The senior civil servant who went on to serve as a director of scandal-hit Greensill Capital started advising the firm while still working in Whitehall, with the approval of the Cabinet Office, according to an official watchdog.
Bill Crothers, who worked in Whitehall for eight years and founded the Crown Commercial Service (CCS), controlling more than £15bn of purchases a year, began advising Greensill in September 2015 while still employed in the civil service.
Records at Companies House show he became a director at Greensill in August 2016, just over eight months after leaving Whitehall in November 2015.
But a newly disclosed letter from the appointments watchdog for former ministers and senior civil servants reveals that Crothers was given approval to act as an adviser to Greensill from September 2015, while still employed in Whitehall.
Greensill is at the centre of a high-profile lobbying scandal after the former prime minister David Cameron, who was a special adviser to the Greensill board and partly paid in share options, was found to have sent texts and emails to ministers as he sought approval for policies that would benefit the lender.
Maandag, 'n independent government investigation was launched into Cameron’s lobbying efforts, and the role that the lender’s founder, Lex Greensill, held as a special adviser in the prime minister’s office during his premiership.
Crothers was the government’s chief commercial officer from 2012 aan 2015, collecting a salary of up to £149,000 a year before leaving for the private sector.
A letter from Eric Pickles, who leads the Advisory Committee on Business Appointments (Acoba), sê: “Crothers and the Cabinet Office have both informed Acoba that he joined Greensill in September 2015, as an adviser to its board, whilst he was still employed as a civil servant. This was agreed by the Cabinet Office under its internal conflicts of interest policy.”
Pickles has demanded to see guidance on the conflicts of interest process. He had previously written to Crothers and the Cabinet Office to ask why Crothers did not seek his watchdog’s advice about his 2016 appointment as a Greensill director.
“The lack of transparency around this part-time employment with Greensill may have left the misleading impression that Mr Crothers had wilfully ignored the obligation to seek advice,” he wrote.

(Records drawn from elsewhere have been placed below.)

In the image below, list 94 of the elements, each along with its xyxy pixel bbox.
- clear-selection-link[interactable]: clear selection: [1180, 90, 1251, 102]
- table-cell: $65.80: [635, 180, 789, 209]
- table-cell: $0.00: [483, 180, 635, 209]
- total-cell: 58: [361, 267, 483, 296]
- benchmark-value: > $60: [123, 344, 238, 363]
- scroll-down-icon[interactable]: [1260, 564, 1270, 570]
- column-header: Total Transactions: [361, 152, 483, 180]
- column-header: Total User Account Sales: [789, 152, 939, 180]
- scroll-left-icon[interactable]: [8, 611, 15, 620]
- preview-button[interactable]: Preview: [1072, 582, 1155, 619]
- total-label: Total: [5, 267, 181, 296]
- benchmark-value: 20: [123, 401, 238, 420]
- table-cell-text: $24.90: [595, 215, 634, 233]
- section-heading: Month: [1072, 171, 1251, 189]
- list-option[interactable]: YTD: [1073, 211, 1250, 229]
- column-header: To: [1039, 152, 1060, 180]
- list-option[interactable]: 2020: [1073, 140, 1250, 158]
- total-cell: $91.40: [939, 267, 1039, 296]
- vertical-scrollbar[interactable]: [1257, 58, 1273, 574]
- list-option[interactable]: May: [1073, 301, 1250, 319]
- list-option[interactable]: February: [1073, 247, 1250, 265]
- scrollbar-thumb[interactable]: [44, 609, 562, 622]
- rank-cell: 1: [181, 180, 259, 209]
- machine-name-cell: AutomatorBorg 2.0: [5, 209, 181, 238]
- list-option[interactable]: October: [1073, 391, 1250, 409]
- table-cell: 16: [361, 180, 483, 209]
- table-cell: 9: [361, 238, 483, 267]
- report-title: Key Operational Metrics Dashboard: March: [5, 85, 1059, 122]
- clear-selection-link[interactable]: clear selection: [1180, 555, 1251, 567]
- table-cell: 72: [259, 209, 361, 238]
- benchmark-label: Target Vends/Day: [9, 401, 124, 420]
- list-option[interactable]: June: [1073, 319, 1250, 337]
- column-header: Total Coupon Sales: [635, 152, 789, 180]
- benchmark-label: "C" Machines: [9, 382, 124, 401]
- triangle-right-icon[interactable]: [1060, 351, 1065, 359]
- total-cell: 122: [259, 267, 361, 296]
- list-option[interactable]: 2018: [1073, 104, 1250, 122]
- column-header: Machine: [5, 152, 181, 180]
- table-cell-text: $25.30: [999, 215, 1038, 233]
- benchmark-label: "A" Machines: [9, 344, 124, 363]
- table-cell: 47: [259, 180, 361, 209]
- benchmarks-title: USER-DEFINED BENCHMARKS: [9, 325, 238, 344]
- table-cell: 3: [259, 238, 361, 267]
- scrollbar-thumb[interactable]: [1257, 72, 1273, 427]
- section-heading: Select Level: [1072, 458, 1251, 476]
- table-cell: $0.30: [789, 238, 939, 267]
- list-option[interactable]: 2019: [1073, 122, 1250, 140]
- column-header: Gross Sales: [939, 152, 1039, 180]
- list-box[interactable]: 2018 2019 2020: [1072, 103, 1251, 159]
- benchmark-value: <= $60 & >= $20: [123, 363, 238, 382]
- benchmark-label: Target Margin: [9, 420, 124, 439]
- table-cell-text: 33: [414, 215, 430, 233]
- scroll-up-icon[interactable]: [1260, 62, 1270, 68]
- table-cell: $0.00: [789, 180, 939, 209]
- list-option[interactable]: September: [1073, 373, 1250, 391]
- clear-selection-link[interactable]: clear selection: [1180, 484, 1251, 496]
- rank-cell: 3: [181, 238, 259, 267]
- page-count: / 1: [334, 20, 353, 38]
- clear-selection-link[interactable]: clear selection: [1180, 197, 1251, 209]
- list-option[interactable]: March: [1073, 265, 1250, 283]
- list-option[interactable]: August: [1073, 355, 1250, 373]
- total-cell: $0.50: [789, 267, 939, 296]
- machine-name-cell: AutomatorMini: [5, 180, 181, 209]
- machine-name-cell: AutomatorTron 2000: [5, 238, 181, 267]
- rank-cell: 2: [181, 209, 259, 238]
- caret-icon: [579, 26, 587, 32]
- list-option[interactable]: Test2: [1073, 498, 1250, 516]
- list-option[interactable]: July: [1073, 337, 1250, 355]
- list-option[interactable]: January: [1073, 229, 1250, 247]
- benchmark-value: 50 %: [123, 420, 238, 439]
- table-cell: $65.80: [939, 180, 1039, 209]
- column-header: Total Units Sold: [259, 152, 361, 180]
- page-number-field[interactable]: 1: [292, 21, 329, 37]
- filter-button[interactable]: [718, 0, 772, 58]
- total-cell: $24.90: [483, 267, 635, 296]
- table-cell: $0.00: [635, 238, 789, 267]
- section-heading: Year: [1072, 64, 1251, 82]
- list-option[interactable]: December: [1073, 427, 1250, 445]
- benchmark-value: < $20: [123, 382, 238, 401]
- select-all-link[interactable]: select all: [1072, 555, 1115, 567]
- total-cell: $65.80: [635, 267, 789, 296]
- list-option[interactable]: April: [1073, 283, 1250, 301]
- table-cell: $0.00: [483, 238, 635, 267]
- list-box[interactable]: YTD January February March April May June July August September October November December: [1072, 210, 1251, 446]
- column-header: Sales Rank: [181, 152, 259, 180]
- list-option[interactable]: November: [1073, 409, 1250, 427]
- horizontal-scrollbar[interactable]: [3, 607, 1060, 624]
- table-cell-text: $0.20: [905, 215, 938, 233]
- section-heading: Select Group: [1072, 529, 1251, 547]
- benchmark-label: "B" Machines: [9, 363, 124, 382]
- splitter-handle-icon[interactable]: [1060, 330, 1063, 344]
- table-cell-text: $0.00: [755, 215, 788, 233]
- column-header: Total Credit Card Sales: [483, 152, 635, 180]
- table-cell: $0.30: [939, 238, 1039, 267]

In his letter to Acoba, Crothers confirms he was “given approval to take up a part-time board advisory role with Greensill Capital starting from September 2015, whilst employed as a civil servant”. He said Greensill was then a small business “which did not conduct any business with UK government”. Hy het bygevoeg: “This advisory role was not seen as contentious, and I believe not uncommon.”
Die voog geopenbaar on Tuesday that Australian documents, which detail shareholdings in Greensill’s parent company, show Crothers stood to benefit financially from the lender’s success. He held at least 3,653 shares in 2019, and Greensill Capital’s annual report for 2019 claimed shares issued to employees could be worth about $2,163 each, valuing Crothers’ stake at an estimated $7.9m (£5.7m).
The stake could have been worth much more if Greensill had successfully floated on the stock market at the $7bn valuation being touted by the lender to potential investors laas jaar. In plaas daarvan, the company collapsed into administration in early March, rendering shareholdings worthless and putting thousands of jobs indirectly at risk.
After leaving office, Crothers held at least five meetings with a Whitehall official between 2016 en 2020.
Transparency records show he met the permanent secretary, John Manzoni, wie was in charge of the day-to-day running of the Cabinet Office until last year, in April and December 2016, January and May 2018 en Februarie 2020.
Details about the purpose of these meetings are vague, and information that would have been provided by Manzoni in the transparency documents has described the discussions on “commercial capability”, “stakeholder relationship” and “business issues”. Crothers is not declared as having approached Manzoni on behalf of any private company.
The former civil servant also attended a “private drinks” meeting between the health secretary, Matt Hancock, David Cameron and Lex Greensill in October 2019, according to the Times.
The government was approached for comment.